CBRE Director PBSA Valuations Rosie Young, said activity to date had been relatively limited as the market was still in a ramp-up phase in Australia and stabilised, operational assets were tightly held.
However, there was clear investor demand, underpinned by the sector’s strong fundamentals. This includes significant rental growth, with CBRE’s report highlighting that like-for-like PBSA studios have recorded high teens rental growth over the past five years.
Ms Young said PBSA assets were also viewed by many investors as a hedge against inflation, with education and housing tending to be the last areas that people cut back on when living costs rise.

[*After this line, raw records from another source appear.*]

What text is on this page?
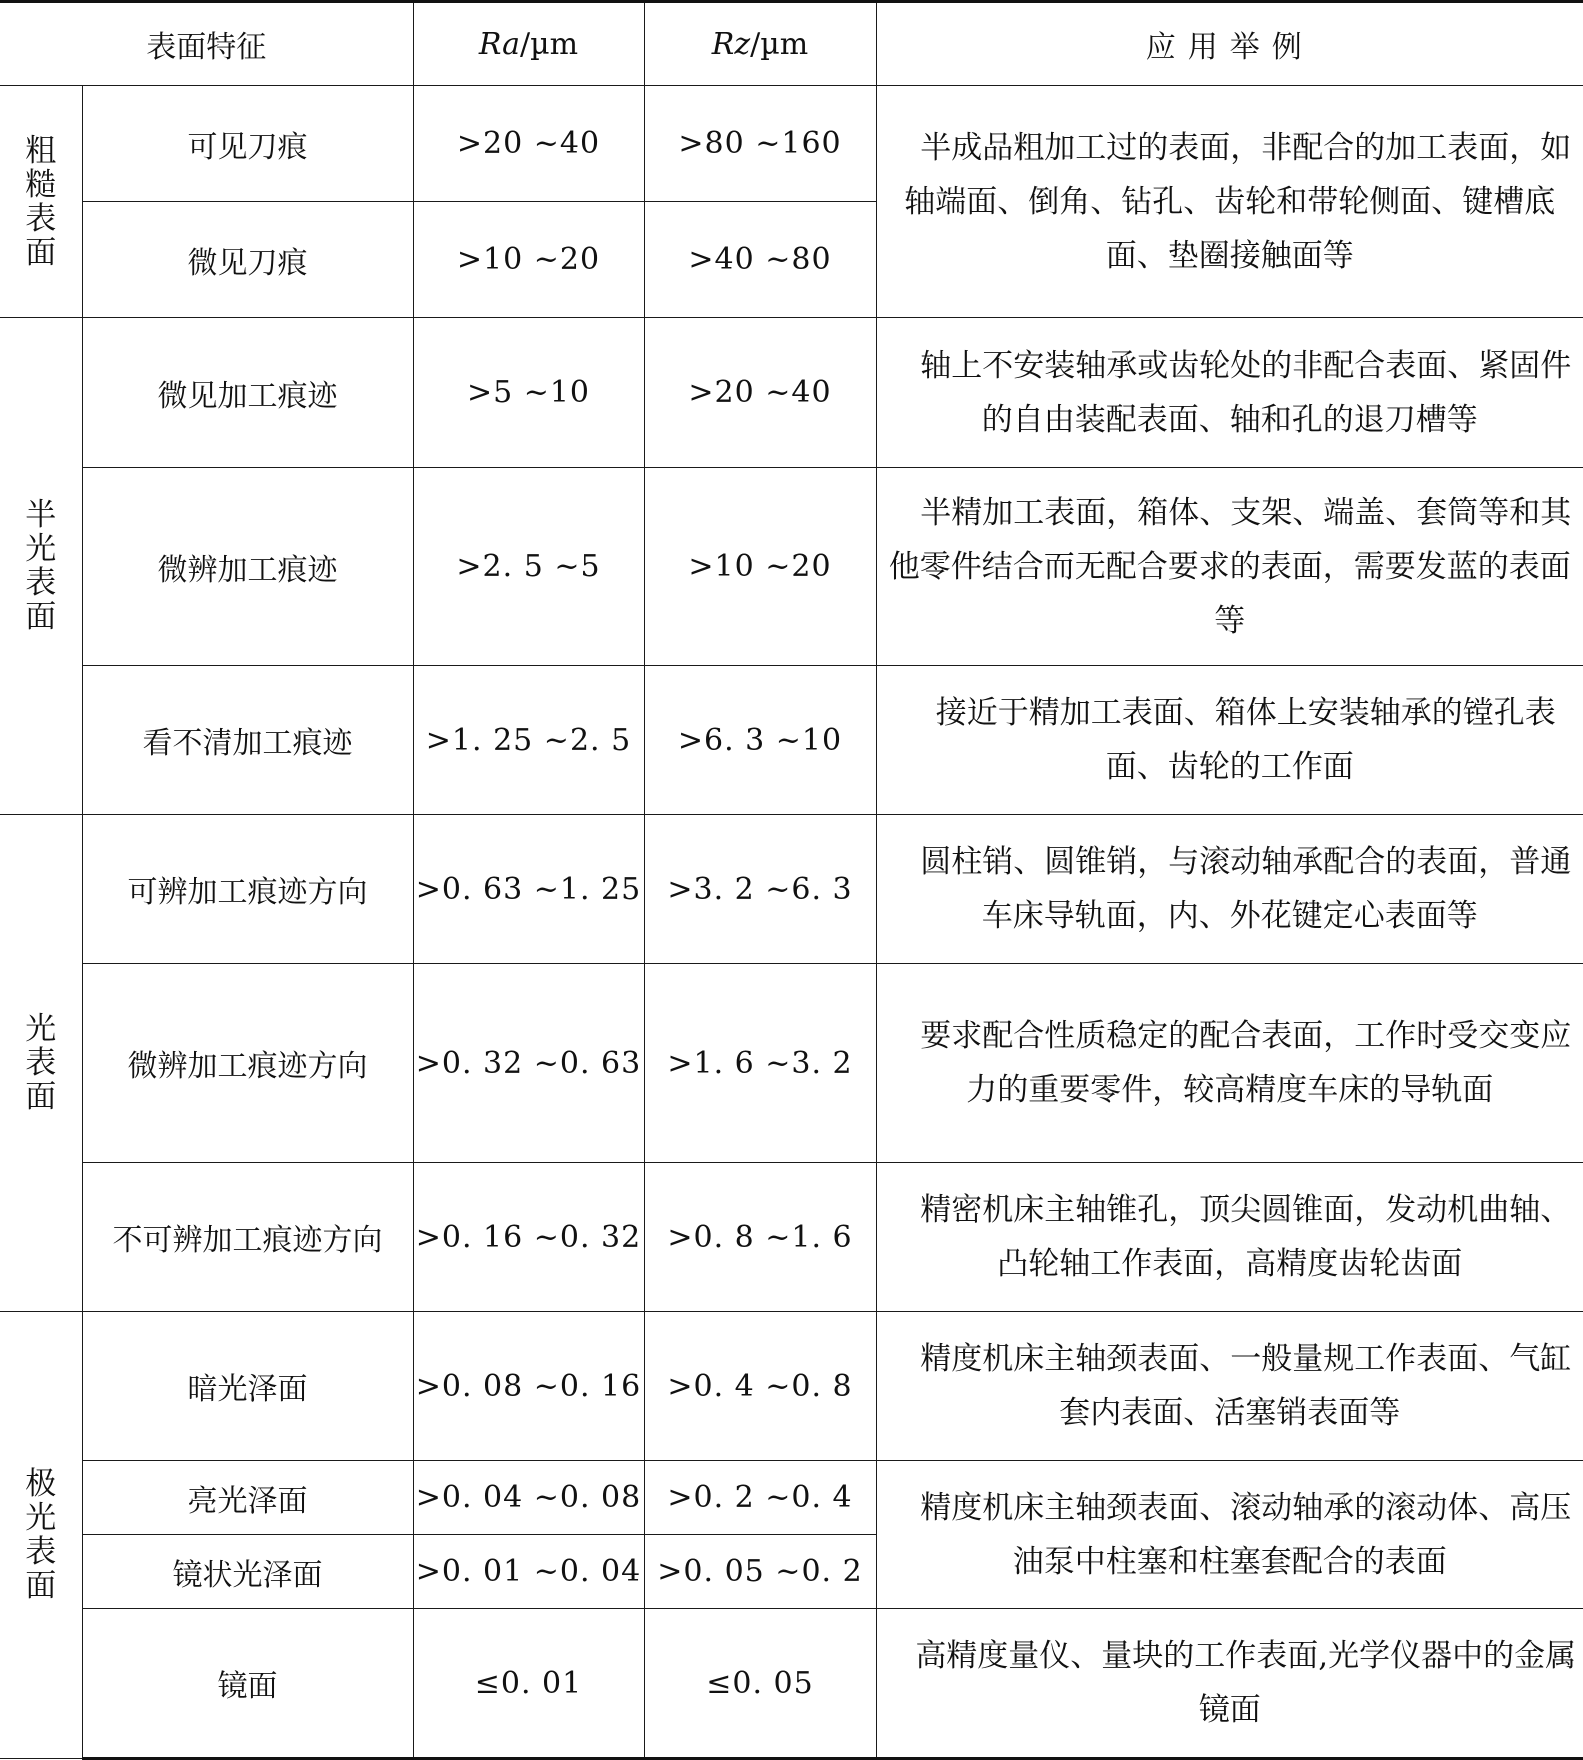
表面特征		Ra/µm	Rz/µm	应用举例
粗糙表面	可见刀痕	>20 ~40	>80 ~160	半成品粗加工过的表面，非配合的加工表面，如轴端面、倒角、钻孔、齿轮和带轮侧面、键槽底面、垫圈接触面等
	微见刀痕	>10 ~20	>40 ~80	
半光表面	微见加工痕迹	>5 ~10	>20 ~40	轴上不安装轴承或齿轮处的非配合表面、紧固件的自由装配表面、轴和孔的退刀槽等
	微辨加工痕迹	>2. 5 ~5	>10 ~20	半精加工表面，箱体、支架、端盖、套筒等和其他零件结合而无配合要求的表面，需要发蓝的表面等
	看不清加工痕迹	>1. 25 ~2. 5	>6. 3 ~10	接近于精加工表面、箱体上安装轴承的镗孔表面、齿轮的工作面
光表面	可辨加工痕迹方向	>0. 63 ~1. 25	>3. 2 ~6. 3	圆柱销、圆锥销，与滚动轴承配合的表面，普通车床导轨面，内、外花键定心表面等
	微辨加工痕迹方向	>0. 32 ~0. 63	>1. 6 ~3. 2	要求配合性质稳定的配合表面，工作时受交变应力的重要零件，较高精度车床的导轨面
	不可辨加工痕迹方向	>0. 16 ~0. 32	>0. 8 ~1. 6	精密机床主轴锥孔，顶尖圆锥面，发动机曲轴、凸轮轴工作表面，高精度齿轮齿面
极光表面	暗光泽面	>0. 08 ~0. 16	>0. 4 ~0. 8	精度机床主轴颈表面、一般量规工作表面、气缸套内表面、活塞销表面等
	亮光泽面	>0. 04 ~0. 08	>0. 2 ~0. 4	精度机床主轴颈表面、滚动轴承的滚动体、高压油泵中柱塞和柱塞套配合的表面
	镜状光泽面	>0. 01 ~0. 04	>0. 05 ~0. 2	
	镜面	≤0. 01	≤0. 05	高精度量仪、量块的工作表面,光学仪器中的金属镜面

“Student accommodation is quite counter cyclical, so when other property asset classes start to slow, the PBSA sector continues to perform well,” Ms Young said.
“The sentiment is very positive and we’re seeing considerable interest from investors looking to redeploy capital out of the traditional office, retail and industrial sectors into the living sectors, namely PBSA and build-to-rent.”
Capital commitments to the sector have also strengthened, with Ivanhoé Cambridge committing upwards of $750 million to Scape Core Program – a venture that holds the largest student housing portfolio in Australia with 27 assets and 13,000 beds.